Fall is my favourite time of year and often finds a place in my writing…it is a time of change, balance, and reflection, of celebration in the fruits of our labor over the past year. The earth itself transforms in a dramatic symphony of fiery reds, oranges, and golds– a regal raiment to celebrate the cycle of life and the bounty of earth’s harvest before the long sleep of winter.
This season has inspired us for centuries, not just because of the life-sustaining harvest, but also because of the myths and stories shared all over the world. Here are a few of the most common ones:
The Corn Mother
The Corn Mother is honored in many Native American stories as a harvest goddess who sacrifices herself for her children and is resurrected each year with the return of the harvest. She is a maternal deity, sometimes born from the harvest itself, sometimes created by a more ancient god, who brought the knowledge of planting, growing, and harvesting the corn which sustained her people for generations.
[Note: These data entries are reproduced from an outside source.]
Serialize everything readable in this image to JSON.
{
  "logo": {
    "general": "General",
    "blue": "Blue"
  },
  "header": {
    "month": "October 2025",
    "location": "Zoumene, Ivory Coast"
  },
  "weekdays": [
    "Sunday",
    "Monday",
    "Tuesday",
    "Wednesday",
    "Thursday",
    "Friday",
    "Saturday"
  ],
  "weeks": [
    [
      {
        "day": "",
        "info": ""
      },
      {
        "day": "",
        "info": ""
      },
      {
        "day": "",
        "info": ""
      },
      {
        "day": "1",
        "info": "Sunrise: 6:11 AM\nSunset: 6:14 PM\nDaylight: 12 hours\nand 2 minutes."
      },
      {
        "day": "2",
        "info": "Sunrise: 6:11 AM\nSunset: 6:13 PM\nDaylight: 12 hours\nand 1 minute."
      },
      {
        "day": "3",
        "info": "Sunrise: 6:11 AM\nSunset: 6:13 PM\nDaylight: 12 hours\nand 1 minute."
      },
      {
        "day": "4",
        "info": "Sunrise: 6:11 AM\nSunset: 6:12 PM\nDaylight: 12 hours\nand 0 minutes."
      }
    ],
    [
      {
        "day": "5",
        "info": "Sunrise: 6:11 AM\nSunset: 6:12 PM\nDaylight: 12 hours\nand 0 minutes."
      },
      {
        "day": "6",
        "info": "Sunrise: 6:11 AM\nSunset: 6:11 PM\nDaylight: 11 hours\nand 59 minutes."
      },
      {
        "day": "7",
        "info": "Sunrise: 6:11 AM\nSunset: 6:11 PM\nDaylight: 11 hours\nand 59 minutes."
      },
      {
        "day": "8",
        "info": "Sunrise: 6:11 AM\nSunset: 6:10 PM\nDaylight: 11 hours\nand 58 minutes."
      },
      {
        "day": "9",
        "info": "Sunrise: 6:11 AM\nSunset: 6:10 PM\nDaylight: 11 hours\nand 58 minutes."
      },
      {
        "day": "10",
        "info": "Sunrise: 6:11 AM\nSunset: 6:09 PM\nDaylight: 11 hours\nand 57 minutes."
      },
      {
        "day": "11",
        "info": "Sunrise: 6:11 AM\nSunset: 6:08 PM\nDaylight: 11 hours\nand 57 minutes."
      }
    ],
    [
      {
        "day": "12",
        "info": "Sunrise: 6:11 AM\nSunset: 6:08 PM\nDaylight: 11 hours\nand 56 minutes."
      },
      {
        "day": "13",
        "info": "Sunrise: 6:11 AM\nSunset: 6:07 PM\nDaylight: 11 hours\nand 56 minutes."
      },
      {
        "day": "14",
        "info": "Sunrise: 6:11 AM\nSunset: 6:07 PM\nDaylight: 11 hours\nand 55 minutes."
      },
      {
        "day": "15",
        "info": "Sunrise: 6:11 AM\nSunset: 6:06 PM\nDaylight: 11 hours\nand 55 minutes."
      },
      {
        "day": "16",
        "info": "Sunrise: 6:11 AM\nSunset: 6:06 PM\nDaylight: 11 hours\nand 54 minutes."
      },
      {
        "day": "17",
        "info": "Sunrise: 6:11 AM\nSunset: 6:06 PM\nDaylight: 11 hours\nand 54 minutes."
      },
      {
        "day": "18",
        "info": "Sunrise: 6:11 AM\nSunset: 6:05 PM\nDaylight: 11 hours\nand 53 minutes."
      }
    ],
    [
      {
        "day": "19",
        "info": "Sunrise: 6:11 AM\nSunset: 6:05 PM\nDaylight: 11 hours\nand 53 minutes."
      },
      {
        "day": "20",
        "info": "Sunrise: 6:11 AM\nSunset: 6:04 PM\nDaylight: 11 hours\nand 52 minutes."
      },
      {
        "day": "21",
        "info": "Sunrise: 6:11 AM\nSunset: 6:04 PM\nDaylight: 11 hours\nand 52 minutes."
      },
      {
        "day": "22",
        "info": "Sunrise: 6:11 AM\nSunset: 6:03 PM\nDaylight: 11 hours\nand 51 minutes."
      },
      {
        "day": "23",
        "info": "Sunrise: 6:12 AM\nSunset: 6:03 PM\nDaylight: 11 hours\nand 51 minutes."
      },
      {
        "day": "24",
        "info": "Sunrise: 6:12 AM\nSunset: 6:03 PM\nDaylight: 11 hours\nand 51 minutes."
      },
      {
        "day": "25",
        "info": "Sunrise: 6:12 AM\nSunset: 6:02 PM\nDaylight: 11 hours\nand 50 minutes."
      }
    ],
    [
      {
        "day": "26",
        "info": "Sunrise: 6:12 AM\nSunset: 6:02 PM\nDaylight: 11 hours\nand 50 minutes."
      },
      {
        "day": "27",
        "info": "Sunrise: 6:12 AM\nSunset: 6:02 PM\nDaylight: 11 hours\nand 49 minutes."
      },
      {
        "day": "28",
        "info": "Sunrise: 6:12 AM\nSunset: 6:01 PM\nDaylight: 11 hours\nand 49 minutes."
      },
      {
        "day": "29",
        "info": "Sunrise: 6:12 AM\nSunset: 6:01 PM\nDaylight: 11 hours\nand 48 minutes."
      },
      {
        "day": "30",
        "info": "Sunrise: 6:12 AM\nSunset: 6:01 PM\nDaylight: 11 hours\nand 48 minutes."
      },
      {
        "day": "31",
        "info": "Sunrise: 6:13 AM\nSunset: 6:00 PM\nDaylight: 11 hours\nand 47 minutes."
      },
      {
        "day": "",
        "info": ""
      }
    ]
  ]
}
Harvest and Earth goddesses like the Corn Mother are a pretty universal theme, and ceremonies, offerings, and effigies are enjoyed every year in both western and eastern traditions.
The Spirit of the Harvest
The Spirit of the Harvest resides in the last sheaf of corn at the end of the harvest. It is usually saved and dried through the winter, and the kernels are scattered in the fields the following spring. This is believed to return the spirit to the earth and bless the next harvest. This is connected to much older stories of the cyclic death and rebirth of harvest gods and spirits.
The Harvest Moon
The Harvest Moon is the full moon that appears closest to the Autumnal Equinox, and named not only for its seasonal association, but because it is also the largest, brightest, and most colorful full moon of the year, bringing extra light to farmers and setting the night sky aglow with its amber light. Several cultures around the world celebrate the appearance of the Harvest moon with festivals, music, dancing, and traditional treats (like mooncakes).
It also has a few other names: The Singing Moon, Wine Moon, Elk Moon, Full Corn Moon, Gypsy Moon, and Chrysanthemum Moon.
Constructed from wood, straw, or old clothes, Scarecrows have been protecting fields and crops for centuries and finding representation in stories like The Wizard of Oz and even older Japanese tales with the wise Kuebiko. Although many farmers now use chemicals or machinery to protect their crops, this stalwart protector is still a timeless symbol of the harvest season today.
The association of pumpkins with Fall is a predominantly North American custom, as the gourd didn’t originally grow elsewhere, though now it is harvested in several other continents as well. It long ago became a symbol of the harvest and agricultural life for native tribes and early settlers, and now has grown into the crazy phenomenon fueling pumpkin madness every year.
The tradition of using pumpkins for Jack O’Lanterns actually stems from an old Celtic tradition which originally used turnips to frighten away unfriendly spirits during Samhain.
On the note of Samhain, All Saints’ Day, and Halloween…I’m not going to talk about that in depth for this post. I’d rather save that one for later 🙂
My family’s Fall traditions typically involve the baking and consuming of copious amounts of baked goods, hiking and spending more time outdoors, and shamelessly succumbing to the pumpkin craze with coffees, pies, and scented candles…
What are some of your favorite traditions?